Yen SiHan. Seperti yang pernah aku sebutkan sebelumnya, dia adalah sahabatku.
Meskipun dia keturunan Cina, dia lahir dan besar di Yokohama, dan meskipun dia suka makanan Sichuan, dia lebih menyukai ramen khas Yokohama.
"Terakhir kali kita bertemu saat pernikahan teman kita, jadi sudah setengah tahun ya?"
Setengah tahun yang lalu, kami pergi ke pernikahan teman kami.
Saat itu, aku bertemu dengan mantan istriku, minum terlalu banyak, menyusup ke kafe landak, dan akhirnya mendapat bantuan dari petugas polisi yang sibuk.
── Dan ketika aku terbangun, Yen Si Han sudah menghilang dari kota ini.
"Kau selama ini ke mana saja?"
Dia tinggal di kamar 201 'Maison de Shanghai'. Bagian belakang apartemen menghadap ke restoran Chinese food, jadi jika dia menjemur pakaian di balkon, baunya akan menempel, tapi sebagai gantinya, harga sewanya adalah yang paling murah di daerah ini.
Sejak dia menghilang begitu saja, sewa yang menunggak sudah cukup banyak, dan ada banyak hal yang ingin kubicarakan.
"....Hmm."
Dia menggerakkan ekor kuncir 2 miliknya dengan riang lalu tersenyum.
"Untuk sementara, mari makan dulu."
Kami pergi ke sebuah restoran tua yang terletak di gang sempit Chinatown, 'Kōryūtei.'
Tempat ini adalah restoran favorit kami.
Menu yang paling populer adalah bubur Cina, yang kuahnya terasa sangat kuat dari kaldu kerang.

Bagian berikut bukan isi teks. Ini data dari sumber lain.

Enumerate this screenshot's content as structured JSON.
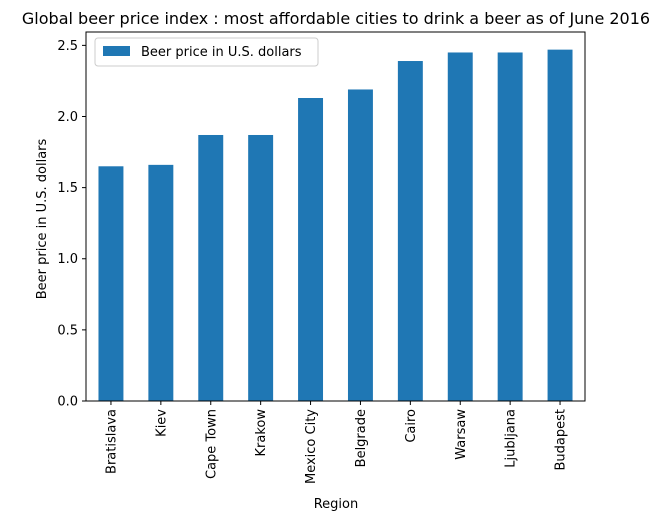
{
  "chart_data": {
    "type": "bar",
    "title": "Global beer price index : most affordable cities to drink a beer as of June 2016",
    "xlabel": "Region",
    "ylabel": "Beer price in U.S. dollars",
    "categories": [
      "Bratislava",
      "Kiev",
      "Cape Town",
      "Krakow",
      "Mexico City",
      "Belgrade",
      "Cairo",
      "Warsaw",
      "Ljubljana",
      "Budapest"
    ],
    "series": [
      {
        "name": "Beer price in U.S. dollars",
        "values": [
          1.65,
          1.66,
          1.87,
          1.87,
          2.13,
          2.19,
          2.39,
          2.45,
          2.45,
          2.47
        ],
        "color": "#1f77b4"
      }
    ],
    "ylim": [
      0,
      2.594
    ],
    "yticks": [
      0.0,
      0.5,
      1.0,
      1.5,
      2.0,
      2.5
    ],
    "ytick_labels": [
      "0.0",
      "0.5",
      "1.0",
      "1.5",
      "2.0",
      "2.5"
    ],
    "grid": false,
    "legend_position": "top-left"
  }
}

Itu sangat menyegarkan di perut dan sangat cocok untuk sarapan.
"Aku ada di New York."
"Eh?"
"New York. Aku ingin tampil di panggung Broadway. Tapi aku merindukan mie, jadi aku akhirnya menyerah."
Seriusan?
"Aku tidak punya uang untuk biaya pulang, jadi aku bekerja di bar jazz selama 6 bulan, dan akhirnya hari ini aku kembali ke sini."
Dia memang selalu memiliki sifat yang tidak terduga.Kami pun mengangkat gelas dan bersulang untuk pertemuan kembali kami, sambil menikmati bubur Cina seharga 250 yen per mangkuk.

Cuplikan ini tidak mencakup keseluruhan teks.